Aferrarnos a la oración es justo y necesario, porque quizás es una única certeza, tener fe, conscientes de nuestra debilidad, de nuestra mínima y escuálida expresión humana, creaturas en libre albedrío, buscando aprender de esa lejana grandilocuencia magnífica y misericordiosa del Padre. Él, que nos creó a su imagen y semejanza.
¡Cuánta falta hace reconciliarse con la vida! Para bajar la cabeza con humildad y pedir perdón por los desaciertos, por nuestras malas decisiones y enmendar el rumbo, en el poco tiempo que reste, para lograr una mínima cuota de paz y felicidad.
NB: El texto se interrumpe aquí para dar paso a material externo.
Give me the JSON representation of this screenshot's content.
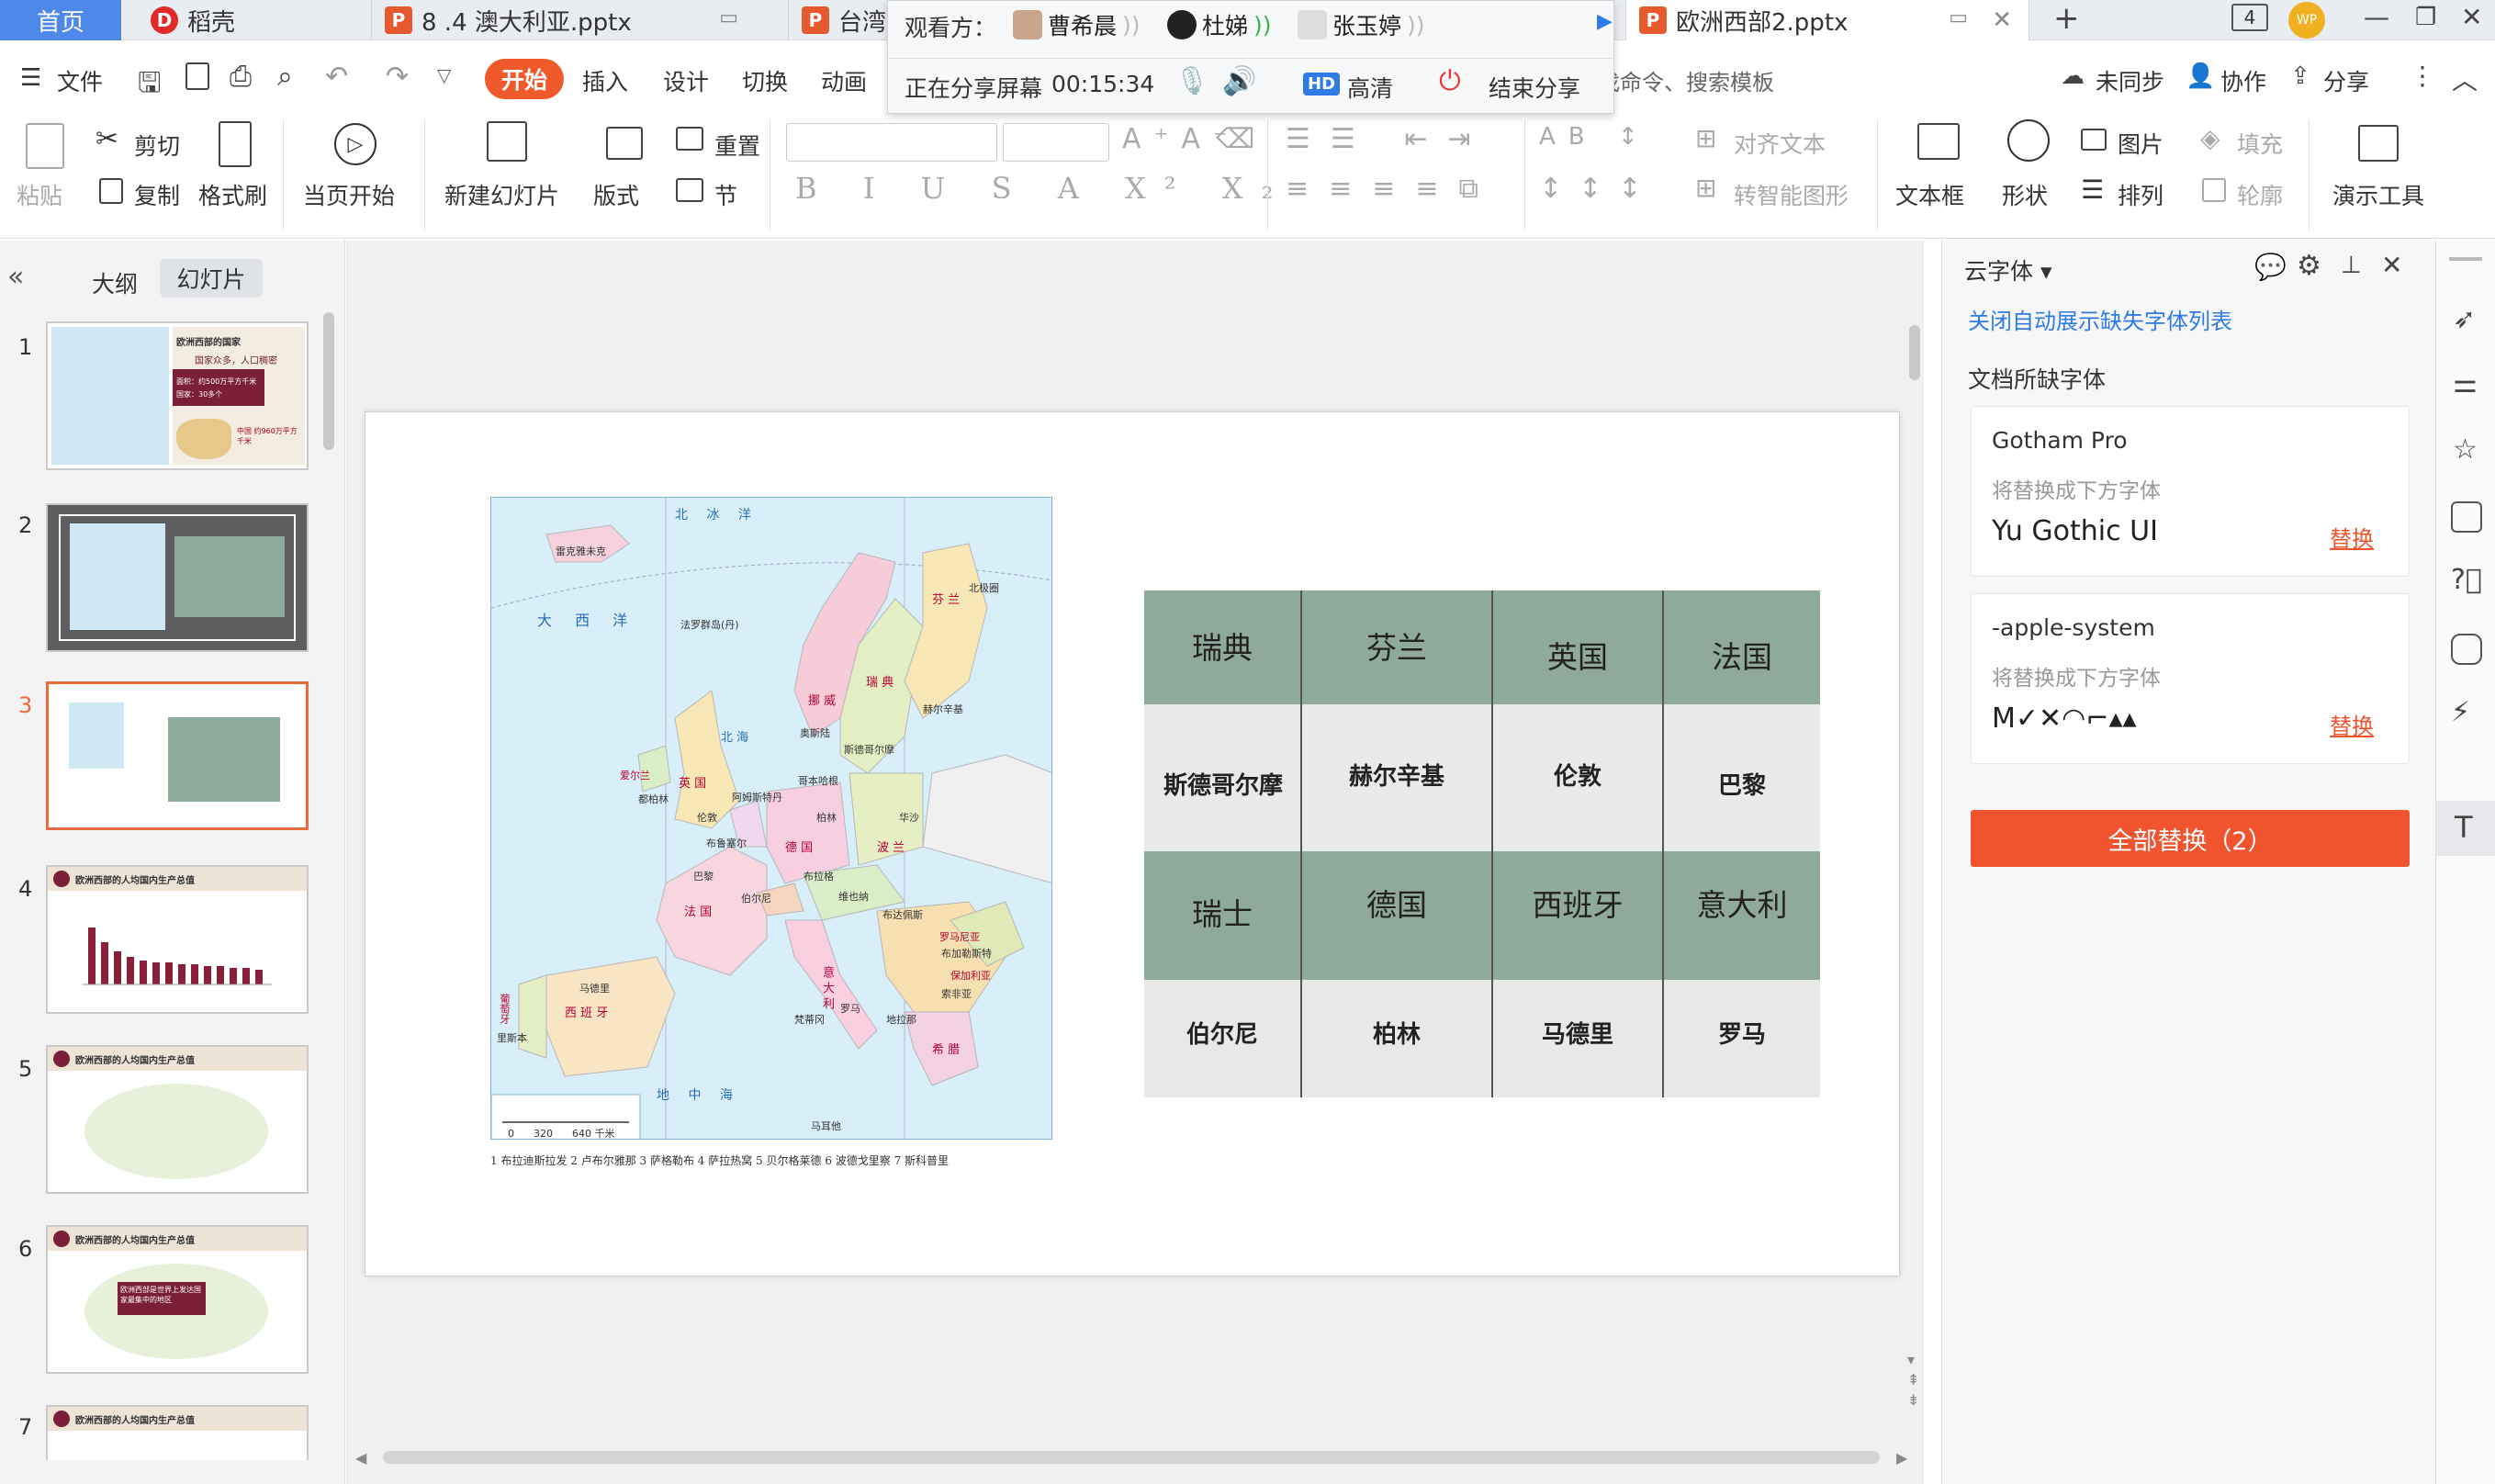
{
  "tabs": {
    "home": "首页",
    "daoke": "稻壳",
    "file1": "8 .4 澳大利亚.pptx",
    "file2": "台湾",
    "active": "欧洲西部2.pptx",
    "page_counter": "4"
  },
  "share": {
    "viewers_label": "观看方：",
    "viewers": [
      "曹希晨",
      "杜娣",
      "张玉婷"
    ],
    "status": "正在分享屏幕",
    "time": "00:15:34",
    "hd_badge": "HD",
    "hd_label": "高清",
    "end_label": "结束分享"
  },
  "menu": {
    "file": "文件",
    "start": "开始",
    "insert": "插入",
    "design": "设计",
    "transition": "切换",
    "animation": "动画",
    "search_hint": "找命令、搜索模板",
    "sync": "未同步",
    "collab": "协作",
    "share": "分享"
  },
  "ribbon": {
    "paste": "粘贴",
    "cut": "剪切",
    "copy": "复制",
    "format_painter": "格式刷",
    "from_start": "当页开始",
    "new_slide": "新建幻灯片",
    "layout": "版式",
    "reset": "重置",
    "section": "节",
    "align_text": "对齐文本",
    "smart_art": "转智能图形",
    "textbox": "文本框",
    "shape": "形状",
    "picture": "图片",
    "arrange": "排列",
    "fill": "填充",
    "outline": "轮廓",
    "presenter_tools": "演示工具"
  },
  "left_panel": {
    "outline_tab": "大纲",
    "slides_tab": "幻灯片",
    "slide_numbers": [
      "1",
      "2",
      "3",
      "4",
      "5",
      "6",
      "7"
    ],
    "t1_title": "欧洲西部的国家",
    "t1_sub": "国家众多，人口稠密",
    "t1_b1": "面积：约500万平方千米",
    "t1_b2": "国家：30多个",
    "t1_cn": "中国 约960万平方千米",
    "t4_title": "欧洲西部的人均国内生产总值",
    "t5_title": "欧洲西部的人均国内生产总值",
    "t6_title": "欧洲西部的人均国内生产总值",
    "t6_box": "欧洲西部是世界上发达国家最集中的地区",
    "t7_title": "欧洲西部的人均国内生产总值"
  },
  "slide": {
    "map_labels": {
      "north_pole": "北极圈",
      "north_ice": "北 冰 洋",
      "atlantic": "大 西 洋",
      "faroe": "法罗群岛(丹)",
      "iceland": "雷克雅未克",
      "norway": "挪 威",
      "sweden": "瑞 典",
      "finland": "芬 兰",
      "helsinki": "赫尔辛基",
      "oslo": "奥斯陆",
      "stockholm": "斯德哥尔摩",
      "copenhagen": "哥本哈根",
      "north_sea": "北 海",
      "uk": "英 国",
      "ireland": "爱尔兰",
      "london": "伦敦",
      "dublin": "都柏林",
      "amsterdam": "阿姆斯特丹",
      "berlin": "柏林",
      "germany": "德 国",
      "poland": "波 兰",
      "warsaw": "华沙",
      "brussels": "布鲁塞尔",
      "paris": "巴黎",
      "france": "法 国",
      "bern": "伯尔尼",
      "prague": "布拉格",
      "vienna": "维也纳",
      "budapest": "布达佩斯",
      "romania": "罗马尼亚",
      "bucharest": "布加勒斯特",
      "bulgaria": "保加利亚",
      "sofia": "索非亚",
      "greece": "希 腊",
      "italy": "意 大 利",
      "rome": "罗马",
      "spain": "西 班 牙",
      "madrid": "马德里",
      "portugal": "葡萄牙",
      "lisbon": "里斯本",
      "mediterranean": "地 中 海",
      "tirana": "地拉那",
      "vatican": "梵蒂冈",
      "malta": "马耳他",
      "scale": "0      320      640 千米",
      "footnote": "1 布拉迪斯拉发  2 卢布尔雅那  3 萨格勒布  4 萨拉热窝  5 贝尔格莱德  6 波德戈里察  7 斯科普里"
    },
    "placards_top": [
      "瑞典",
      "芬兰",
      "英国",
      "法国"
    ],
    "capitals_top": [
      "斯德哥尔摩",
      "赫尔辛基",
      "伦敦",
      "巴黎"
    ],
    "placards_bottom": [
      "瑞士",
      "德国",
      "西班牙",
      "意大利"
    ],
    "capitals_bottom": [
      "伯尔尼",
      "柏林",
      "马德里",
      "罗马"
    ]
  },
  "font_panel": {
    "title": "云字体",
    "link": "关闭自动展示缺失字体列表",
    "section": "文档所缺字体",
    "replace_hint": "将替换成下方字体",
    "font1_missing": "Gotham Pro",
    "font1_replace": "Yu Gothic UI",
    "font2_missing": "-apple-system",
    "font2_preview": "M✓✕◠⌐▴▴",
    "replace_link": "替换",
    "replace_all": "全部替换（2）"
  },
  "colors": {
    "accent_blue": "#4e88e8",
    "start_orange": "#f0592a",
    "replace_red": "#f0542f",
    "link_blue": "#2f7be5",
    "selected_border": "#e86b3d"
  }
}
Somos incongruentes seres, que pululamos por la naturaleza queriendo poseerla, sin asumir que somos una parte ínfima de ella, que estamos siendo los causantes de su enojo y que merecemos su repudio como especie, porque nos hemos farreado la oportunidad de mantener un paraíso, de compartir el pan, de multiplicar los peces, cuidar los ríos limpios y puros que nos entregó la cordillera.
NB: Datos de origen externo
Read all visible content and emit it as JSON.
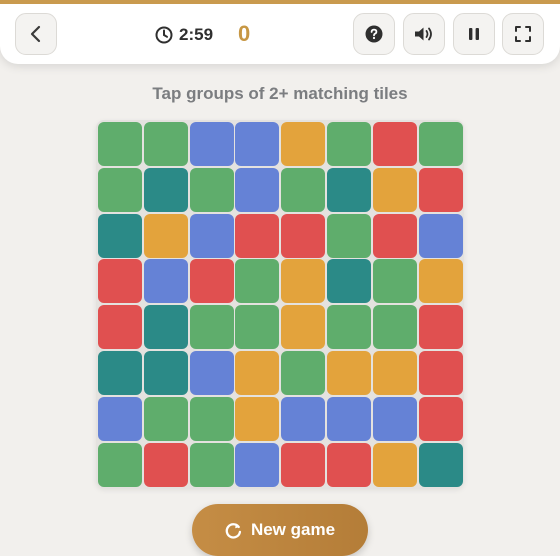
{
  "header": {
    "back_icon": "chevron-left-icon",
    "timer_icon": "clock-icon",
    "timer": "2:59",
    "score": "0",
    "help_icon": "question-circle-icon",
    "sound_icon": "speaker-on-icon",
    "pause_icon": "pause-icon",
    "fullscreen_icon": "fullscreen-icon"
  },
  "instructions": "Tap groups of 2+ matching tiles",
  "board": {
    "rows": 8,
    "cols": 8,
    "colors": {
      "green": "#5fad6c",
      "teal": "#2b8a87",
      "blue": "#6582d6",
      "orange": "#e3a33c",
      "red": "#e05050"
    },
    "grid": [
      [
        "green",
        "green",
        "blue",
        "blue",
        "orange",
        "green",
        "red",
        "green"
      ],
      [
        "green",
        "teal",
        "green",
        "blue",
        "green",
        "teal",
        "orange",
        "red"
      ],
      [
        "teal",
        "orange",
        "blue",
        "red",
        "red",
        "green",
        "red",
        "blue"
      ],
      [
        "red",
        "blue",
        "red",
        "green",
        "orange",
        "teal",
        "green",
        "orange"
      ],
      [
        "red",
        "teal",
        "green",
        "green",
        "orange",
        "green",
        "green",
        "red"
      ],
      [
        "teal",
        "teal",
        "blue",
        "orange",
        "green",
        "orange",
        "orange",
        "red"
      ],
      [
        "blue",
        "green",
        "green",
        "orange",
        "blue",
        "blue",
        "blue",
        "red"
      ],
      [
        "green",
        "red",
        "green",
        "blue",
        "red",
        "red",
        "orange",
        "teal"
      ]
    ]
  },
  "new_game": {
    "label": "New game",
    "icon": "restart-icon"
  },
  "accent_color": "#c99a4e"
}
Estamos en un momento de inflexión; sabemos que queda poco de lo que conocemos, que viene un tiempo diferente, que, seguramente, no podremos comunicarnos como hasta ahora. Talvez será como volver al chonchón, las velas y los braseros, para conversar en penumbras, proteger y memorizar libros que ya casi no existirán; asumir que tendremos que recomponer la vida a nivel de sobrevivencia; pensar en el agua apetecida, necesaria, fundamental y ajena, usurpada por la codicia.
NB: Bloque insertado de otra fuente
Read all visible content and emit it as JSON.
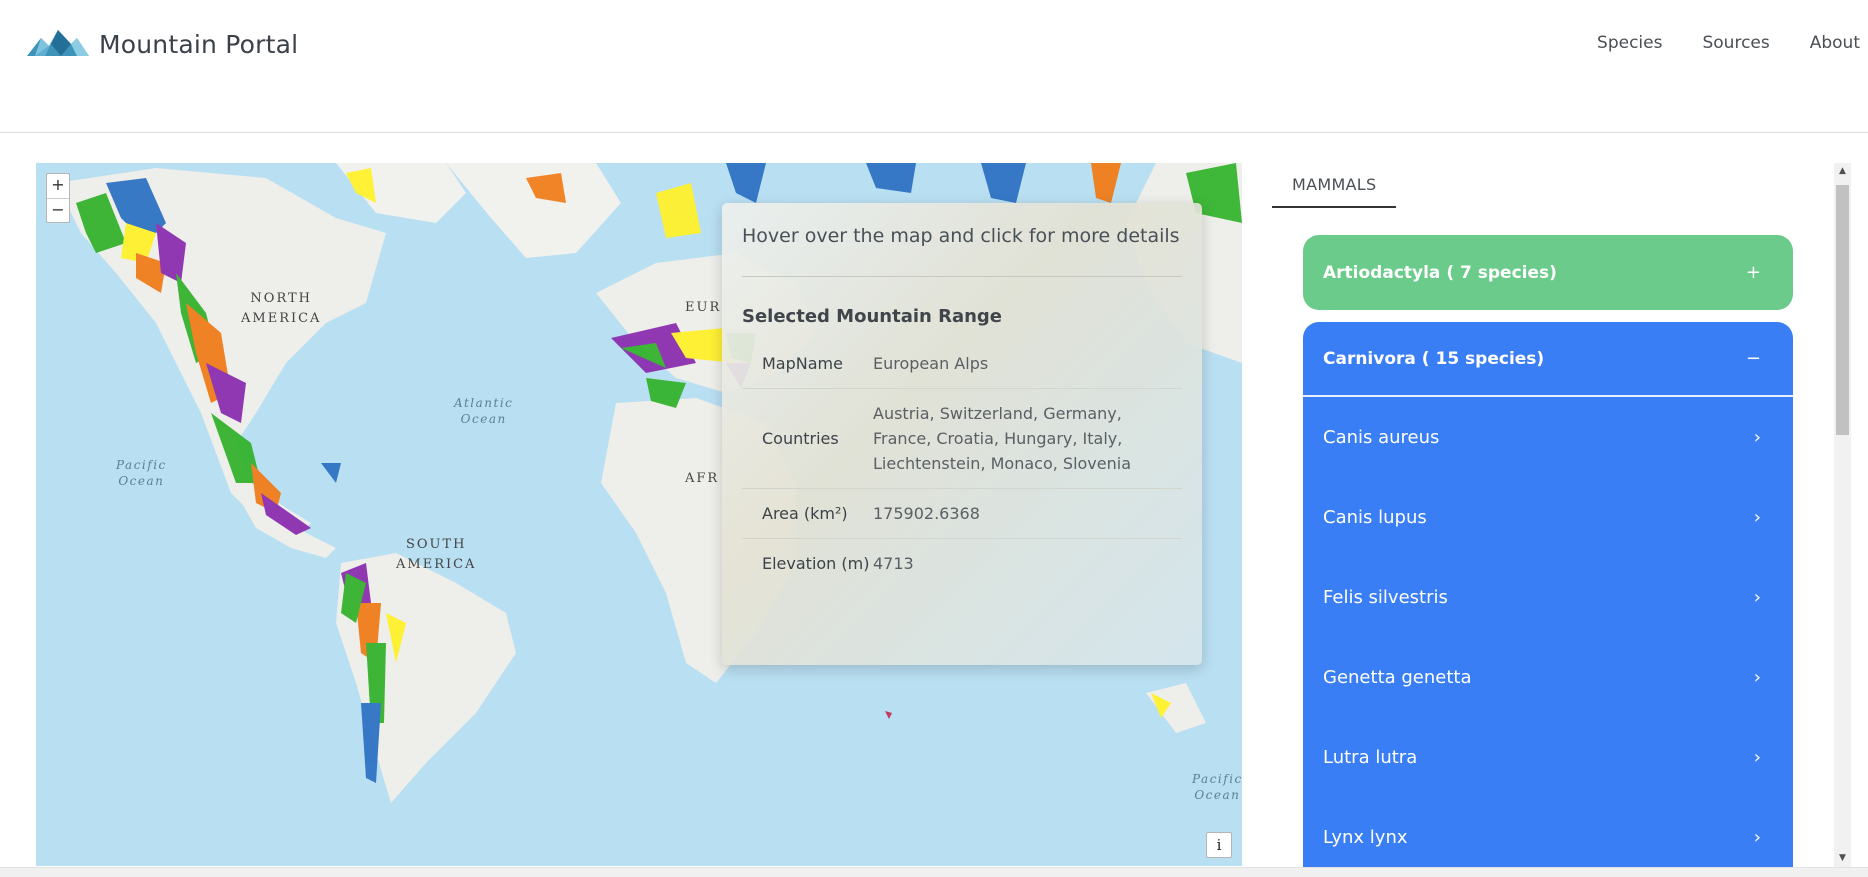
{
  "header": {
    "title": "Mountain Portal",
    "nav": [
      "Species",
      "Sources",
      "About"
    ]
  },
  "map": {
    "zoom_in": "+",
    "zoom_out": "−",
    "info": "i",
    "labels": {
      "north_america": "NORTH\nAMERICA",
      "south_america": "SOUTH\nAMERICA",
      "atlantic": "Atlantic\nOcean",
      "pacific_w": "Pacific\nOcean",
      "pacific_e": "Pacific\nOcean",
      "europe": "EUR",
      "africa": "AFR"
    },
    "colors": {
      "ocean": "#b9dff2",
      "land": "#eeeeea",
      "green": "#35b32e",
      "orange": "#f07d1a",
      "purple": "#8b2fb0",
      "yellow": "#fff12b",
      "blue": "#2f73c4"
    }
  },
  "popup": {
    "hint": "Hover over the map and click for more details",
    "section_title": "Selected Mountain Range",
    "rows": [
      {
        "key": "MapName",
        "value": "European Alps"
      },
      {
        "key": "Countries",
        "value": "Austria, Switzerland, Germany, France, Croatia, Hungary, Italy, Liechtenstein, Monaco, Slovenia"
      },
      {
        "key": "Area (km²)",
        "value": "175902.6368"
      },
      {
        "key": "Elevation (m)",
        "value": "4713"
      }
    ]
  },
  "sidebar": {
    "tab": "MAMMALS",
    "groups": [
      {
        "label": "Artiodactyla ( 7 species)",
        "sign": "+",
        "color": "#6bcb8a"
      },
      {
        "label": "Carnivora ( 15 species)",
        "sign": "−",
        "color": "#3a7ef5"
      }
    ],
    "species": [
      "Canis aureus",
      "Canis lupus",
      "Felis silvestris",
      "Genetta genetta",
      "Lutra lutra",
      "Lynx lynx"
    ]
  }
}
Pensar que hemos llegado a habitar ciudades inhóspitas, donde cada quien se encierra en su propia cárcel. Desconfiamos, dudamos, creamos feudos para sobrevivir. Otros, buscan arrancar de terremotos imaginando que no les alcanzará el golpe de la historia, que podrán crear islas, comunidades autónomas. Pero cuando llegue la avalancha de los desplazados, no habrá propiedad privada, no habrá fronteras, no habrá capacidad de reaccionar y los que se creyeron jaguares, esos que creyeron ser mejores que los vecinos; que arriscaban la nariz ante el humilde; ésos se verán compungidos, desnudos en la plaza pública.
¿Cómo impulsar a nuestros propios patriarcas, a nuestros propios líderes desde el individualismo a la colaboración? ¿cuántos pasarán esa prueba? ¿cuántos quedarán en el camino?
Cuántos serán los que seguirán aferrados a sus mezquindades, a sus cosas, a esas cosas que los hundirán en las ciénagas del abandono, porque para poder colaborar hay que ir con el espíritu, con la voluntad de servicio, para entregar todo lo que se pueda dar; y recibir a cambio aquello que lo fortalezca y nos haga mejores personas, en el axioma de la colaboración. Hay muchos que quedarán en el camino, auto marginados por su propio egoísmo, por sus sentimientos de superioridad frente a los comunes y corrientes, aquellos que simplemente trabajan para compartir. Son palabras revolucionarias en un mundo donde el egoísmo exacerbado mueve las palancas de la codicia y de la usura.
Veamos si somos capaces de cambiar el giro de las cosas Y asombrarnos nuevamente. Porque existe reserva moral en los ojos de nuestros niños, aún no trastocados por el ambiente que entregan los padres formados en el egoísmo más puro. Rescatemos a nuestros nietos para un mundo fraterno.